Life is good
I’m a stay at home writer now after many years of traveling and publishing, writing and doing art. I have lived in the Northwest where I was born, in the Southwest in Arizona, New Mexico and the hill country of Texas, in Florida on the Gulf Coast for awhile and spent some time in California on the Central Coast and in upstate New York. I spent five years living and traveling on a converted school bus from ‘96 to ‘01. I’m writing a book about that trip and another one about growing up and growing old as a nature mystic in this changing world.
This is what I have to pass on. How we got from there to here - or one small piece of that story. I was lucky enough to know two of my great grandmothers and all of my grandparents when I was growing up.

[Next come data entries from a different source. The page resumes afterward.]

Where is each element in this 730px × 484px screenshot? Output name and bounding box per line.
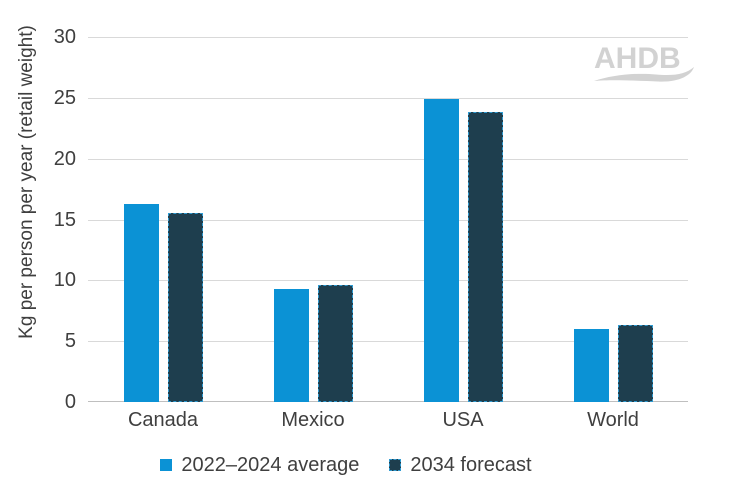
y-tick-label: 5	[64, 330, 76, 353]
x-axis-labels: Canada Mexico USA World	[88, 407, 688, 433]
ahdb-logo-text: AHDB	[594, 42, 681, 75]
legend-swatch-icon	[389, 459, 402, 471]
bar	[317, 285, 353, 402]
bar	[423, 99, 459, 402]
bar	[573, 329, 609, 402]
y-tick-label: 0	[64, 391, 76, 413]
gridline	[88, 219, 688, 221]
x-category-label: Canada	[127, 409, 199, 431]
bar	[617, 325, 653, 402]
plot-area	[88, 37, 688, 402]
legend-label: 2022–2024 average	[181, 453, 360, 476]
x-category-label: USA	[442, 409, 484, 431]
legend-item: 2022–2024 average	[160, 454, 359, 477]
bar	[467, 112, 503, 402]
bar	[167, 213, 203, 402]
legend-swatch-icon	[160, 459, 173, 471]
legend-label: 2034 forecast	[410, 453, 532, 476]
y-tick-label: 15	[53, 208, 76, 231]
legend-item: 2034 forecast	[389, 453, 532, 477]
gridline	[88, 341, 688, 343]
x-category-label: Mexico	[281, 409, 345, 431]
legend: 2022–2024 average 2034 forecast	[0, 450, 692, 480]
gridline	[88, 158, 688, 160]
y-tick-label: 20	[53, 147, 76, 170]
bar	[123, 203, 159, 402]
ahdb-logo-graphic: AHDB	[594, 42, 694, 82]
x-category-label: World	[587, 409, 639, 431]
ahdb-logo: AHDB	[592, 41, 696, 92]
gridline	[88, 97, 688, 99]
y-tick-label: 25	[53, 86, 76, 109]
y-tick-label: 30	[53, 26, 76, 48]
gridline	[88, 280, 688, 282]
x-axis-line	[88, 401, 688, 402]
gridline	[88, 37, 688, 38]
y-tick-label: 10	[53, 269, 76, 292]
ahdb-logo-wave-icon	[594, 67, 694, 82]
bar	[273, 288, 309, 402]
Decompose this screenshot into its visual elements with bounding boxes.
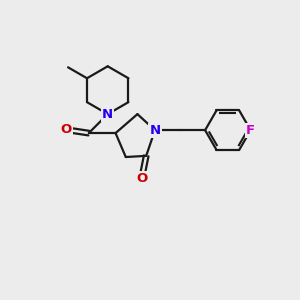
Text: N: N xyxy=(149,124,161,137)
Text: O: O xyxy=(136,172,147,185)
Text: F: F xyxy=(246,124,255,137)
Text: N: N xyxy=(102,108,113,121)
Text: O: O xyxy=(61,123,72,136)
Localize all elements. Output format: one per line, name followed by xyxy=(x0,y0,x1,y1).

I heard stories from the late 1800s and early 1900s. In my own lifetime, I remember a world where we ate from the garden, drank from the river and could lay on the grass on a summer night and see all the stars (and only stars).
Why is this important? Because life is all of a piece. We existed before cars and planes and TV; we can exist beyond the way it is now. We can change. Growth is not necessarily acquiring new stuff or even new technology.
We all need food, water, shelter, and joy. Whatever threatens these is the manifestation of a death wish. That is why I tell my stories. Life is good. Everywhere I have traveled, I have found people who manifested the goodness of life and shared it with joy.
No one is going to save us but us. May we all find our place in the web of life and live in harmony with each other and the natural world.